Linkage disequilibrium is estimated using the r² correlation score calculated using PLINK for genotyped SNPs located on the same chromosome in linkage for r² > 0.4. This low threshold is defined as the lowest one that a user may select. The threshold defined by the user is used later in the pipeline when estimating an average distance in linkage with candidate SNPs according to this threshold, and during delineation of genomic regions in linkage with each candidate SNP for annotations extraction.

Based on the LD calculations previously computed and the r² threshold set by the user, annotations from a .gff/.gff3/.gtf-type file are then gathered to create an annotation file for each candidate variant. A “.gff/.gff3/.gtf” file usually includes annotations for different features (mRNA, CDS, exon, gene) which represents a hierarchical classification of the same genomic regions and thus results in some repetition of the information. According to the approaches deployed to annotate the reference genome, the level of its completeness or the biological question asked in the research, one might favor one over the other features. Thus, LD-annot offers an option to select the feature of interest and avoid redundancy of the information at the various levels (i.e. gene, mRNA, and exon), which also make it flexible to any feature that may be indicated in the annotations file.

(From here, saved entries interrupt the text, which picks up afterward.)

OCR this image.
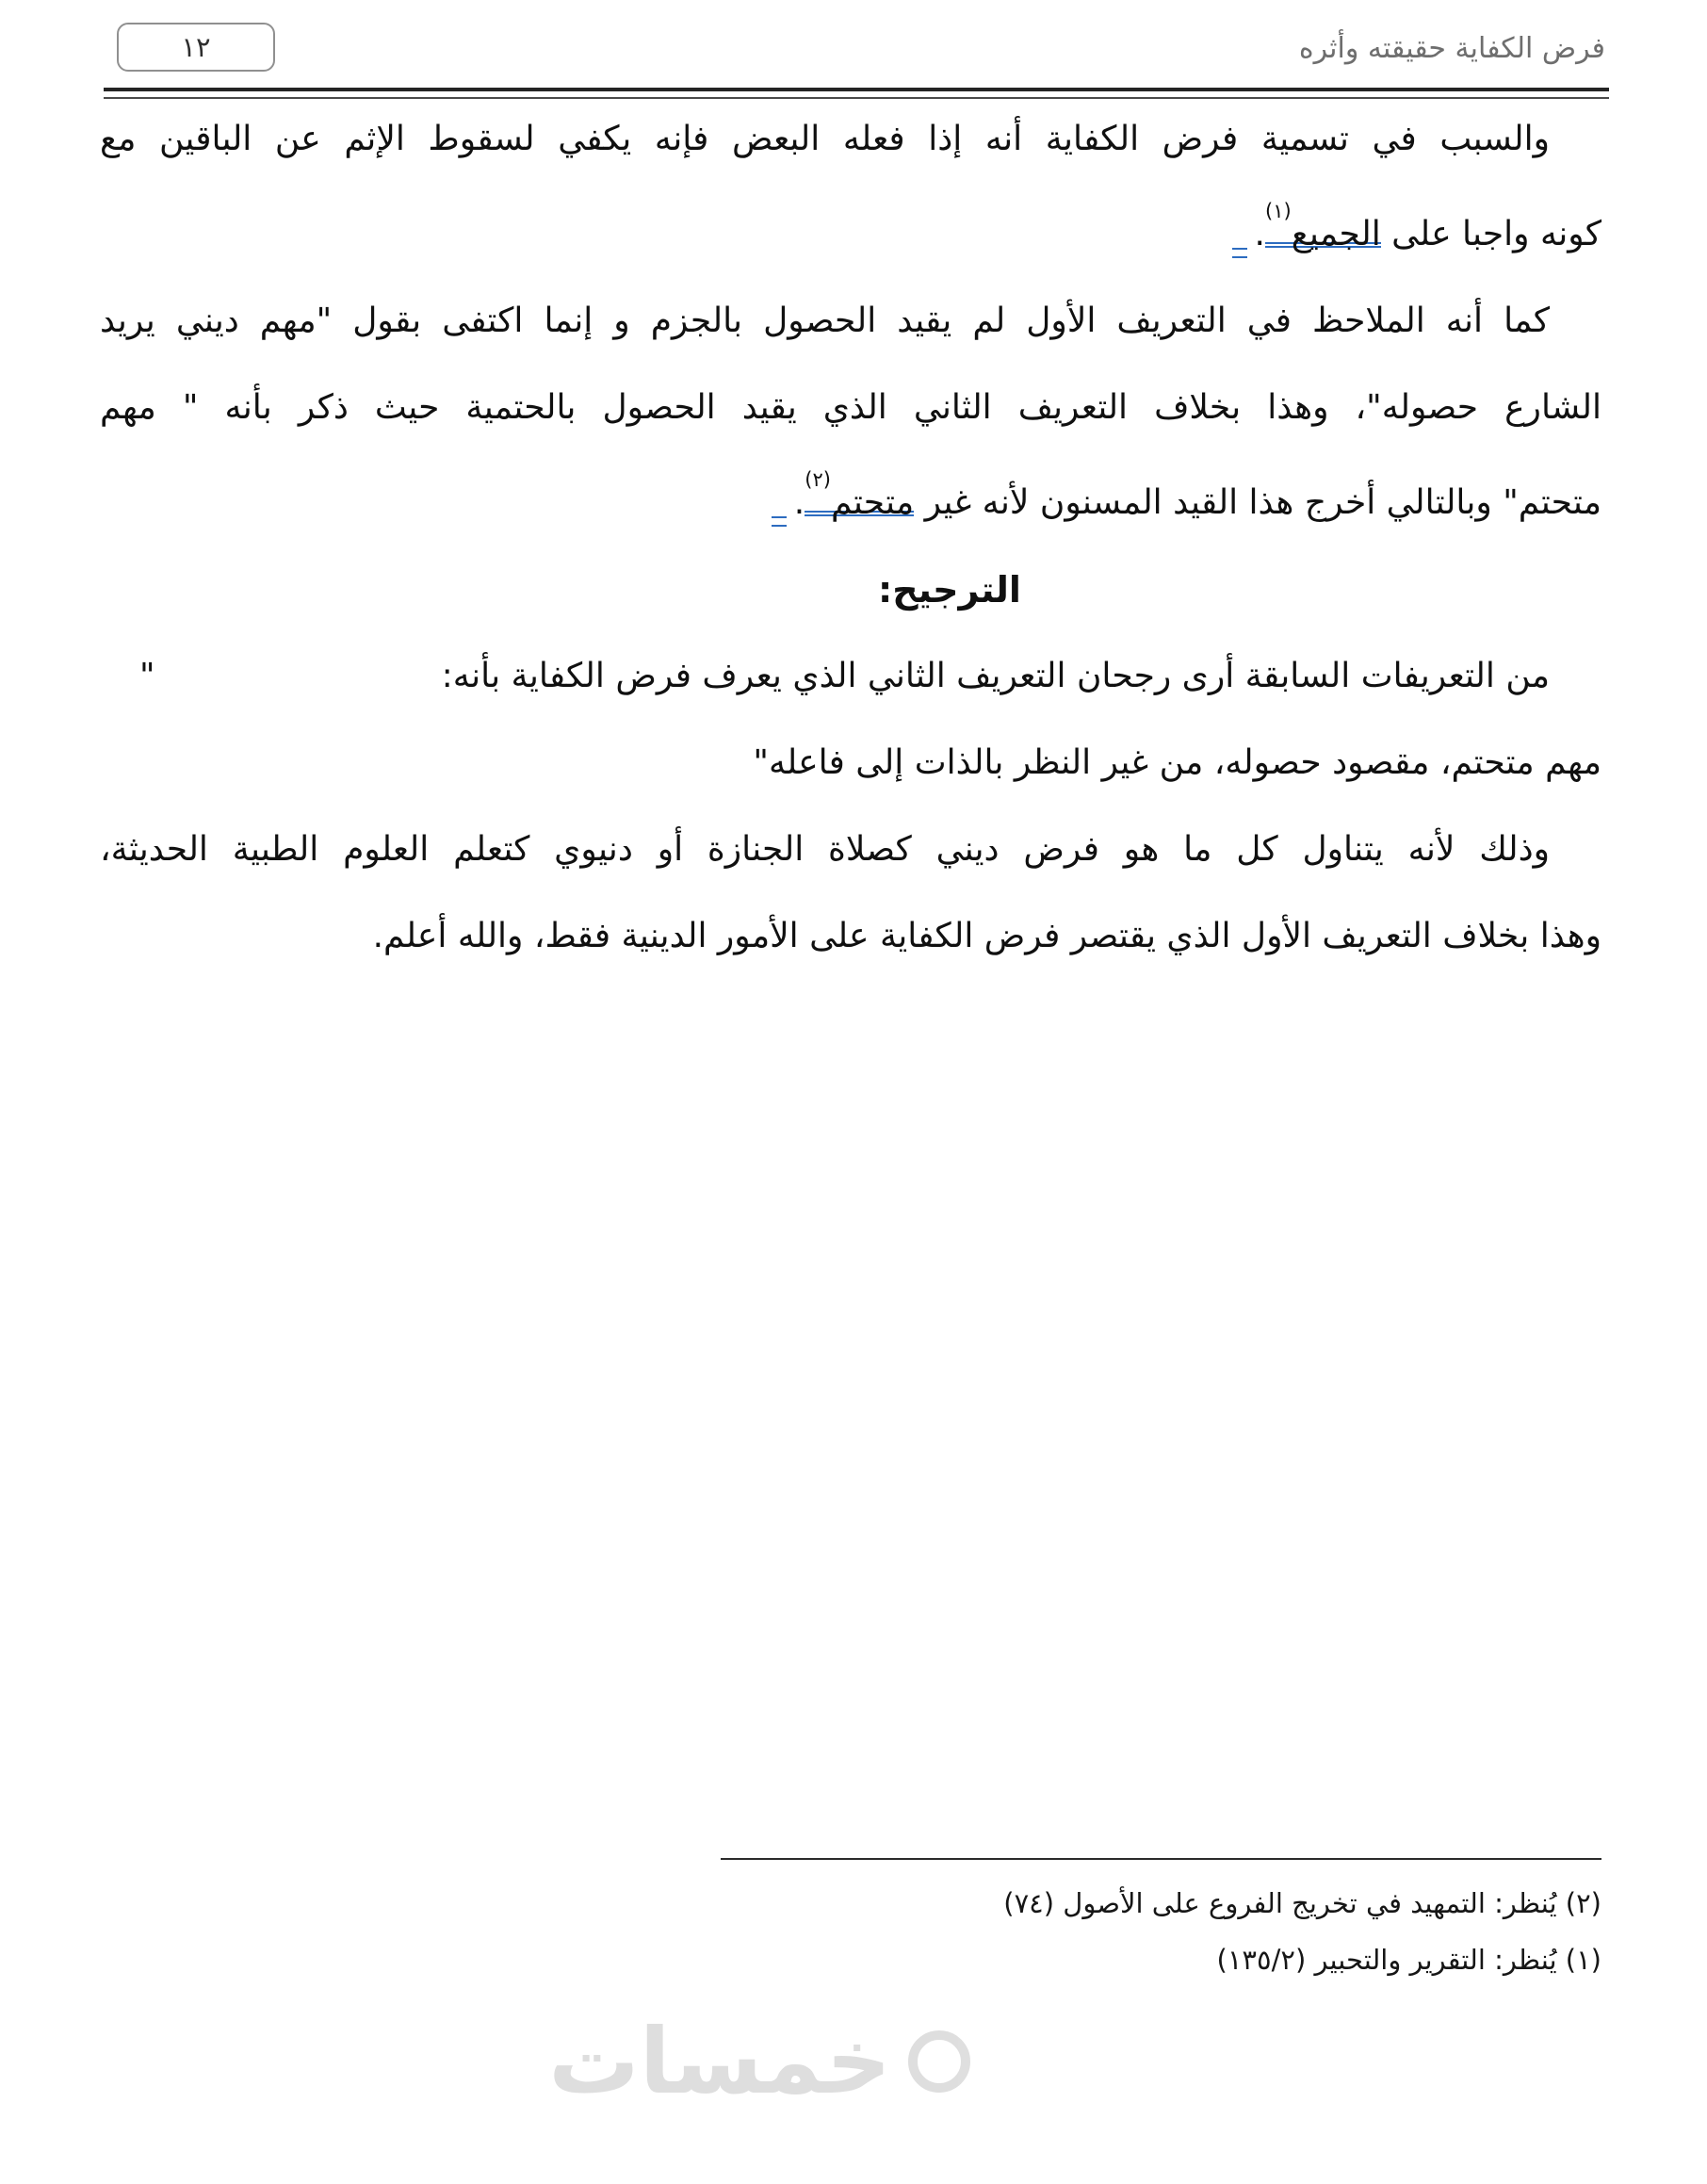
١٢	فرض الكفاية حقيقته وأثره
والسبب في تسمية فرض الكفاية أنه إذا فعله البعض فإنه يكفي لسقوط الإثم عن الباقين مع
كونه واجبا على الجميع$^{(١)}$.
كما أنه الملاحظ في التعريف الأول لم يقيد الحصول بالجزم و إنما اكتفى بقول "مهم ديني يريد
الشارع حصوله"، وهذا بخلاف التعريف الثاني الذي يقيد الحصول بالحتمية حيث ذكر بأنه " مهم
متحتم" وبالتالي أخرج هذا القيد المسنون لأنه غير متحتم$^{(٢)}$.
الترجيح:
من التعريفات السابقة أرى رجحان التعريف الثاني الذي يعرف فرض الكفاية بأنه:
"
مهم متحتم، مقصود حصوله، من غير النظر بالذات إلى فاعله"
وذلك لأنه يتناول كل ما هو فرض ديني كصلاة الجنازة أو دنيوي كتعلم العلوم الطبية الحديثة،
وهذا بخلاف التعريف الأول الذي يقتصر فرض الكفاية على الأمور الدينية فقط، والله أعلم.
(٢) يُنظر: التمهيد في تخريج الفروع على الأصول (٧٤)
(١) يُنظر: التقرير والتحبير (١٣٥/٢)
خمسات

After input format checking and r² calculations, the python script gathers chromosome, position, and annotation for the designated feature. Afterward, it makes a dictionary of “candidate” regions (chr, start, and end) around candidate SNPs by using the position of the foremost upward and downward SNPs in linkage with each one of those candidates according to r² threshold chosen by the user. However, a candidate SNP might not be surrounded by other genotyped SNPs because of true absence of polymorphisms (possibly in a specific sampling set) or low quality genotyping. In such cases, the average distance calculated earlier in the pipeline is used to delineate the region of interest around such candidates and an “alone” flag is added to the candidate SNP name in the output file. It should be noted that this average is a broad estimate and those results should be interpreted with caution given the r² variability along the genome, and the possibility of the non-Gaussian distribution of distances between SNPs in LD.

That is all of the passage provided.